Reputable breeders will share regular photos, videos, and other updates of their litters as they grow. The seller shouldn’t hesitate to facetime or zoom with you so you can see your new fur baby. Some breeders have live webcams where you can pop in at any time to see your pet as it grows. Be careful of photos with magazines or newspapers in the background — while sometimes helpful, these can be fake. If you have any suspicions, do not pay in full until your new pet is in your hands.
You can’t reach your seller’s references.
While this may not be the case for new breeders, experienced breeders will have no hesitation in referring you to previous clients. Many have Facebook pages or Instagram handles with reviews and comments from their animals’ owners from past litters. It’s even better is if you know someone that adopted an animal from them. Another way to ensure that the pet you’re trying to buy is real is to ask for the veterinarian’s name. You can contact them to confirm that the seller is a client.
You can’t pay via secured payment methods.
Never pay in full for a pet with cash or a cash-based app before you’ve seen or received the animal. Several breeders use Zelle, Cash App, or Venmo — however, most will allow you to pay with PayPal if you are willing to pay the transaction fee. This fee is worth it if you’re at all hesitant or unsure — once you pay via a cash app, you have nearly no ability to get that money back if it is a scam.
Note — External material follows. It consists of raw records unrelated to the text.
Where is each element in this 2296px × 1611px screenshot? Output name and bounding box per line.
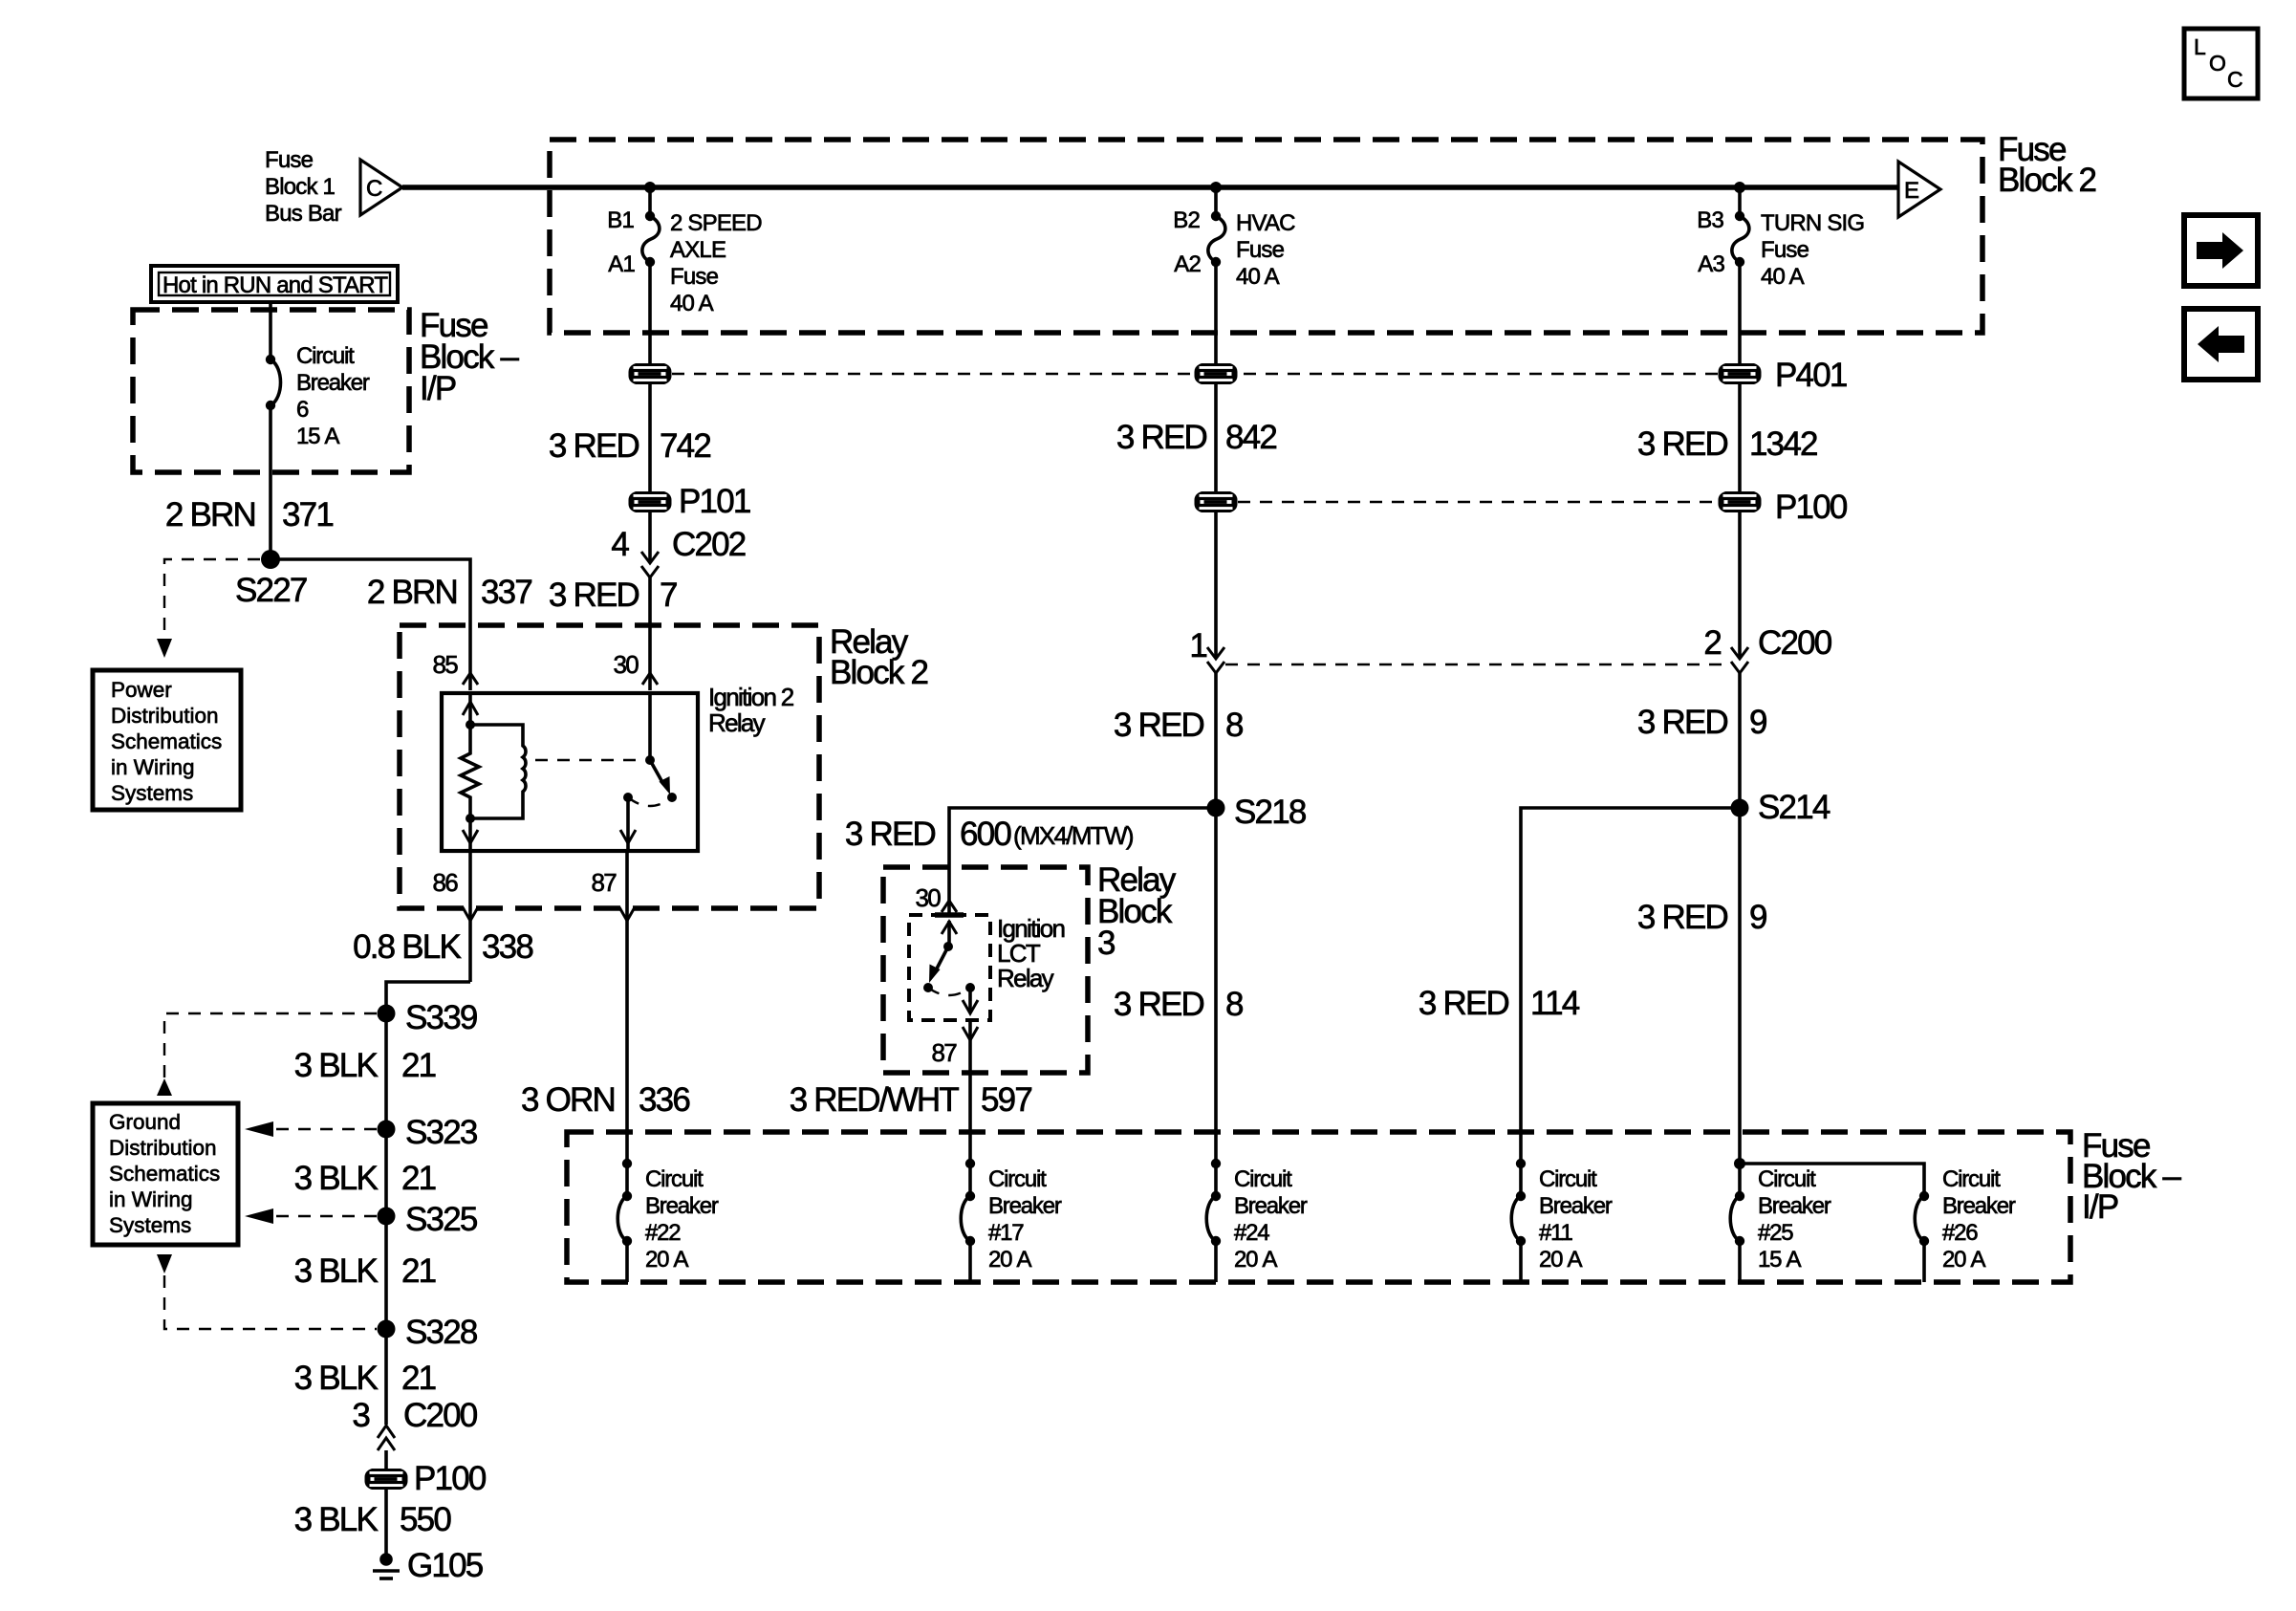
svg-text:B3: B3 — [1697, 207, 1723, 233]
wire — [648, 187, 652, 216]
svg-text:Ground: Ground — [109, 1110, 181, 1134]
svg-text:3 RED: 3 RED — [1116, 419, 1207, 456]
Relay Block 2 dashed box — [400, 625, 819, 908]
dashed crossover line C200 — [1225, 664, 1730, 665]
svg-text:30: 30 — [613, 650, 639, 679]
svg-text:2: 2 — [1703, 624, 1721, 662]
wire 3 RED/WHT 597 — [968, 1020, 972, 1196]
fuse F2: HVAC 40 A — [1208, 216, 1225, 262]
svg-text:Breaker: Breaker — [1234, 1193, 1308, 1219]
svg-text:Relay: Relay — [997, 964, 1054, 992]
svg-text:600: 600 — [960, 816, 1011, 853]
dashed crossover line P-row2 — [1216, 501, 1740, 503]
TURN SIG Fuse 40 A value label — [1761, 210, 1864, 290]
svg-text:3 BLK: 3 BLK — [294, 1360, 379, 1397]
wire 0.8 BLK 338 — [386, 982, 470, 1013]
svg-text:C200: C200 — [403, 1397, 478, 1434]
svg-text:S227: S227 — [235, 572, 307, 609]
svg-text:A3: A3 — [1698, 251, 1724, 277]
LCT switch arm up arrow — [947, 921, 951, 947]
svg-text:Circuit: Circuit — [1942, 1166, 2001, 1192]
svg-text:7: 7 — [660, 577, 677, 614]
wire — [1738, 512, 1742, 658]
svg-text:Relay: Relay — [708, 708, 766, 737]
splice S339 — [378, 1005, 396, 1023]
Relay Block 2 label — [830, 623, 928, 691]
connector C200 pin 3 — [352, 1397, 477, 1450]
LCT switch pivot — [943, 942, 953, 951]
dashed ref from S339 to ground distribution — [164, 1013, 377, 1080]
wire 3 RED 9 — [1738, 673, 1742, 808]
svg-text:85: 85 — [432, 650, 458, 679]
wire — [648, 262, 652, 363]
pin B3 — [1735, 211, 1744, 221]
svg-text:20 A: 20 A — [1942, 1247, 1985, 1273]
svg-text:Circuit: Circuit — [1758, 1166, 1816, 1192]
splice S325 — [378, 1208, 396, 1226]
svg-text:O: O — [2209, 51, 2226, 76]
svg-text:I/P: I/P — [420, 370, 456, 407]
LCT switch arm with arrow — [936, 947, 948, 970]
svg-text:3 RED: 3 RED — [1114, 707, 1204, 744]
svg-text:20 A: 20 A — [645, 1247, 688, 1273]
svg-text:114: 114 — [1530, 985, 1580, 1022]
bus bar wire — [402, 185, 1897, 190]
svg-text:(MX4/MTW): (MX4/MTW) — [1013, 821, 1134, 850]
svg-text:Breaker: Breaker — [988, 1193, 1062, 1219]
svg-text:Breaker: Breaker — [645, 1193, 719, 1219]
coil node bottom — [466, 814, 475, 823]
svg-text:9: 9 — [1749, 704, 1766, 741]
svg-text:0.8 BLK: 0.8 BLK — [353, 928, 461, 966]
svg-text:Breaker: Breaker — [1942, 1193, 2016, 1219]
Fuse Block 2 label — [1998, 131, 2096, 199]
splice S227 — [261, 550, 280, 569]
dashed crossover line P-row1 — [650, 373, 1740, 375]
Relay Block 3 dashed box — [883, 867, 1088, 1073]
svg-text:A2: A2 — [1174, 251, 1201, 277]
alternate-position dashed arc — [628, 797, 672, 806]
pin B1 — [645, 211, 655, 221]
svg-text:G105: G105 — [407, 1547, 483, 1584]
LCT alternate position dashed arc — [928, 988, 970, 995]
svg-text:21: 21 — [401, 1360, 436, 1397]
svg-text:C: C — [2227, 67, 2243, 92]
svg-text:3 RED: 3 RED — [549, 577, 639, 614]
wire — [1738, 262, 1742, 363]
connector C200 pin 2 — [1703, 624, 1831, 673]
svg-text:Block 1: Block 1 — [265, 174, 336, 200]
svg-text:in Wiring: in Wiring — [111, 755, 195, 779]
svg-text:Circuit: Circuit — [645, 1166, 704, 1192]
svg-text:Circuit: Circuit — [1234, 1166, 1292, 1192]
circuit breaker #24 — [1206, 1159, 1308, 1273]
svg-text:Circuit: Circuit — [296, 343, 355, 369]
svg-text:550: 550 — [400, 1501, 451, 1538]
coil L1 — [470, 725, 526, 818]
LCT contact left — [923, 983, 933, 992]
circuit breaker #26 — [1915, 1166, 2016, 1282]
svg-text:#22: #22 — [645, 1220, 681, 1246]
svg-text:#24: #24 — [1234, 1220, 1269, 1246]
svg-text:Schematics: Schematics — [111, 729, 222, 753]
node bus/col1 junction — [644, 182, 656, 193]
switch contact right — [667, 793, 677, 802]
svg-text:3 RED/WHT: 3 RED/WHT — [790, 1081, 960, 1119]
Relay Block 3 label — [1097, 861, 1177, 962]
dashed ref to power distribution — [164, 559, 260, 637]
svg-text:B1: B1 — [607, 207, 634, 233]
wire S227 to relay pin 85 (2 BRN 337) — [271, 559, 470, 690]
svg-text:2 BRN: 2 BRN — [165, 496, 255, 533]
wire 3 BLK 21 (below S328) — [384, 1329, 388, 1425]
svg-text:Schematics: Schematics — [109, 1162, 220, 1186]
svg-text:#11: #11 — [1539, 1220, 1573, 1246]
off-page connector C — [360, 160, 402, 215]
jumper wire CB25 to CB26 — [1740, 1164, 1924, 1196]
wire — [1214, 262, 1218, 363]
svg-text:8: 8 — [1225, 986, 1243, 1023]
svg-text:Ignition 2: Ignition 2 — [708, 683, 794, 711]
svg-text:Breaker: Breaker — [1758, 1193, 1831, 1219]
svg-text:Breaker: Breaker — [1539, 1193, 1613, 1219]
svg-text:21: 21 — [401, 1047, 436, 1084]
svg-text:Fuse: Fuse — [265, 147, 314, 173]
svg-text:S328: S328 — [405, 1314, 477, 1351]
svg-text:3 RED: 3 RED — [1637, 425, 1728, 463]
svg-text:337: 337 — [481, 574, 531, 611]
wire — [1738, 384, 1742, 491]
svg-text:338: 338 — [482, 928, 532, 966]
svg-text:P101: P101 — [679, 483, 750, 520]
svg-text:3 RED: 3 RED — [549, 427, 639, 465]
pin B2 — [1211, 211, 1221, 221]
svg-text:Distribution: Distribution — [111, 704, 219, 728]
splice S218 — [1207, 799, 1225, 817]
svg-text:Circuit: Circuit — [988, 1166, 1047, 1192]
svg-text:21: 21 — [401, 1252, 436, 1290]
svg-text:87: 87 — [931, 1038, 957, 1067]
LCT fixed contact bar — [935, 912, 964, 918]
wire contact to pin 87 — [626, 797, 630, 851]
svg-text:21: 21 — [401, 1160, 436, 1197]
Ground Distribution Schematics box — [93, 1103, 238, 1245]
wire — [384, 1450, 388, 1469]
wire 3 RED 114 branch (S214 to CB11) — [1521, 808, 1740, 1196]
svg-text:8: 8 — [1225, 707, 1243, 744]
Fuse Block 1 Bus Bar label — [265, 147, 342, 227]
svg-text:336: 336 — [639, 1081, 689, 1119]
svg-text:20 A: 20 A — [1539, 1247, 1582, 1273]
svg-text:3: 3 — [1097, 925, 1115, 962]
dashed arrow S325 to ground box — [275, 1215, 377, 1217]
grommet P401 — [1719, 363, 1762, 384]
fuse F3: TURN SIG 40 A — [1732, 216, 1749, 262]
node bus/col2 junction — [1210, 182, 1222, 193]
svg-text:3 ORN: 3 ORN — [521, 1081, 615, 1119]
svg-text:4: 4 — [611, 526, 629, 563]
svg-text:C: C — [366, 176, 382, 202]
HVAC Fuse 40 A value label — [1236, 210, 1295, 290]
wire pin87 exits (3 ORN 336) — [625, 851, 629, 1196]
grommet P101 — [629, 491, 672, 512]
grommet pass-through (col2 row2) — [1195, 491, 1238, 512]
svg-text:C200: C200 — [1758, 624, 1832, 662]
svg-text:40 A: 40 A — [1236, 264, 1280, 290]
svg-text:1342: 1342 — [1749, 425, 1817, 463]
svg-text:Systems: Systems — [111, 781, 193, 805]
svg-text:S339: S339 — [405, 999, 477, 1036]
svg-text:3 BLK: 3 BLK — [294, 1501, 379, 1538]
ground G105 — [373, 1547, 483, 1584]
svg-text:3 RED: 3 RED — [1114, 986, 1204, 1023]
svg-text:Fuse: Fuse — [670, 264, 719, 290]
svg-text:742: 742 — [660, 427, 710, 465]
svg-text:S218: S218 — [1234, 794, 1306, 831]
svg-text:TURN SIG: TURN SIG — [1761, 210, 1864, 236]
svg-text:1: 1 — [1189, 627, 1206, 664]
wire 3 RED 9 (S214 down to CB25) — [1738, 808, 1742, 1196]
wire to pin 86 — [468, 818, 472, 851]
svg-text:30: 30 — [915, 883, 941, 912]
wire pin86 exits — [468, 851, 472, 982]
wire 3 BLK 21 (S339-S323) — [384, 1013, 388, 1129]
svg-text:Systems: Systems — [109, 1213, 191, 1237]
grommet pass-through (col1 row1) — [629, 363, 672, 384]
svg-text:15 A: 15 A — [1758, 1247, 1801, 1273]
wire — [1214, 187, 1218, 216]
Hot in RUN and START tag — [151, 266, 398, 302]
svg-text:3 BLK: 3 BLK — [294, 1047, 379, 1084]
svg-text:Block 2: Block 2 — [1998, 162, 2096, 199]
svg-text:HVAC: HVAC — [1236, 210, 1295, 236]
svg-text:P100: P100 — [1775, 489, 1848, 526]
svg-text:3 RED: 3 RED — [1419, 985, 1509, 1022]
svg-text:Fuse: Fuse — [1761, 237, 1809, 263]
svg-text:20 A: 20 A — [988, 1247, 1031, 1273]
Power Distribution Schematics box — [93, 670, 241, 810]
svg-text:S214: S214 — [1758, 789, 1830, 826]
svg-text:#26: #26 — [1942, 1220, 1978, 1246]
Fuse Block - I/P label (bottom) — [2082, 1127, 2182, 1226]
svg-text:I/P: I/P — [2082, 1188, 2118, 1226]
dashed arrow S323 to ground box — [275, 1128, 377, 1130]
svg-text:S323: S323 — [405, 1114, 477, 1151]
LOC box — [2184, 29, 2258, 98]
svg-text:3: 3 — [352, 1397, 369, 1434]
circuit breaker #22 — [617, 1159, 719, 1273]
svg-text:S325: S325 — [405, 1201, 477, 1238]
dashed ref below ground box to S328 — [157, 1254, 172, 1274]
splice S323 — [378, 1121, 396, 1139]
wire — [648, 577, 652, 690]
svg-text:E: E — [1904, 178, 1918, 204]
svg-text:Fuse: Fuse — [1236, 237, 1285, 263]
svg-text:Block 2: Block 2 — [830, 654, 928, 691]
pin A1 — [645, 257, 655, 267]
switch arm with arrow — [650, 760, 663, 784]
wire 3 RED 8 (S218 down to CB24) — [1214, 808, 1218, 1196]
wire 3 BLK 21 (S323-S325) — [384, 1129, 388, 1216]
switch pivot (from pin 30) — [648, 693, 652, 760]
svg-text:371: 371 — [282, 496, 333, 533]
Fuse Block 2 dashed box — [550, 140, 1982, 333]
Fuse Block I/P dashed box (top left) — [133, 310, 409, 472]
wire — [648, 384, 652, 491]
grommet P100 — [1719, 491, 1762, 512]
wire 2 BRN 371 — [269, 405, 272, 559]
svg-text:15 A: 15 A — [296, 424, 339, 449]
svg-text:AXLE: AXLE — [670, 237, 726, 263]
svg-text:86: 86 — [432, 868, 458, 897]
ignition 2 relay box U1 — [442, 693, 698, 851]
svg-text:40 A: 40 A — [1761, 264, 1805, 290]
LCT contact right (to 87) — [965, 983, 975, 992]
resistor (relay coil suppression) — [461, 725, 479, 818]
wire — [1214, 512, 1218, 658]
wire from hot tag — [269, 300, 272, 359]
back arrow box — [2184, 309, 2258, 380]
switch contact left (to 87) — [623, 793, 633, 802]
fuse F1: 2 SPEED AXLE 40 A — [642, 216, 660, 262]
svg-text:Breaker: Breaker — [296, 370, 370, 396]
svg-text:9: 9 — [1749, 899, 1766, 936]
svg-text:Power: Power — [111, 678, 172, 702]
grommet pass-through (col2 row1) — [1195, 363, 1238, 384]
svg-text:B2: B2 — [1173, 207, 1200, 233]
svg-text:in Wiring: in Wiring — [109, 1187, 193, 1211]
svg-text:P100: P100 — [414, 1460, 487, 1497]
wire 3 RED 8 — [1214, 673, 1218, 808]
connector C202 pin 4 — [611, 526, 745, 577]
svg-text:3 RED: 3 RED — [845, 816, 936, 853]
circuit breaker #25 — [1730, 1158, 1831, 1273]
svg-text:Distribution: Distribution — [109, 1136, 217, 1160]
op coil feed wire inside relay — [468, 693, 472, 725]
svg-text:3 BLK: 3 BLK — [294, 1160, 379, 1197]
wire — [1214, 384, 1218, 491]
svg-text:Circuit: Circuit — [1539, 1166, 1597, 1192]
svg-text:3 RED: 3 RED — [1637, 704, 1728, 741]
svg-text:597: 597 — [981, 1081, 1031, 1119]
circuit breaker #17 — [961, 1159, 1062, 1273]
wire 3 BLK 550 — [384, 1490, 388, 1555]
forward arrow box — [2184, 215, 2258, 286]
svg-text:20 A: 20 A — [1234, 1247, 1277, 1273]
wire 3 RED 600 branch (S218 to LCT relay pin 30) — [949, 808, 1216, 913]
grommet P100 (floor pass-through) — [365, 1469, 408, 1490]
svg-text:P401: P401 — [1775, 357, 1847, 394]
svg-text:2 BRN: 2 BRN — [367, 574, 457, 611]
coil-to-arm dashed link — [535, 759, 636, 761]
pin A3 — [1735, 257, 1744, 267]
svg-text:2 SPEED: 2 SPEED — [670, 210, 762, 236]
svg-text:3 RED: 3 RED — [1637, 899, 1728, 936]
svg-text:40 A: 40 A — [670, 291, 714, 316]
wire 3 BLK 21 (S325-S328) — [384, 1216, 388, 1329]
svg-text:C202: C202 — [672, 526, 746, 563]
svg-text:6: 6 — [296, 397, 309, 423]
Fuse Block - I/P label — [420, 307, 520, 407]
svg-text:842: 842 — [1225, 419, 1276, 456]
svg-text:A1: A1 — [608, 251, 635, 277]
svg-text:Bus Bar: Bus Bar — [265, 201, 342, 227]
svg-text:#17: #17 — [988, 1220, 1024, 1246]
circuit breaker 6 — [266, 355, 275, 364]
wire — [1738, 187, 1742, 216]
svg-text:L: L — [2194, 34, 2206, 59]
Ignition LCT Relay inner dashed box — [909, 915, 990, 1020]
2 SPEED AXLE Fuse 40 A value label — [670, 210, 762, 316]
pin A2 — [1211, 257, 1221, 267]
Fuse Block I/P dashed box (bottom) — [567, 1132, 2070, 1282]
coil node top — [466, 720, 475, 729]
connector C200 pin 1 — [1189, 627, 1224, 673]
wire — [648, 512, 652, 562]
circuit breaker #11 — [1511, 1159, 1613, 1273]
splice S214 — [1731, 799, 1749, 817]
svg-text:3 BLK: 3 BLK — [294, 1252, 379, 1290]
svg-text:Hot in RUN and START: Hot in RUN and START — [162, 272, 388, 298]
svg-text:#25: #25 — [1758, 1220, 1793, 1246]
svg-text:87: 87 — [591, 868, 617, 897]
off-page connector E — [1898, 162, 1940, 217]
node bus/col3 junction — [1734, 182, 1745, 193]
splice S328 — [378, 1320, 396, 1339]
Others let you process the remaining balance when you pick up your pet.
The seller knows you’re emotionally attached to the pet.
I’m guilty of this — it’s so hard not to feel emotionally attached to the pet you think you’re going to own, but thinking with your heart and not your head can get you into trouble when there are red flags. If you’re attached, it’s easier to explain away unreasonable fees or ignore your gut feeling that something is wrong.
Heeding these red flags doesn’t guarantee you’ll stay clear of a scam, but they may help you avoid the situation I went through.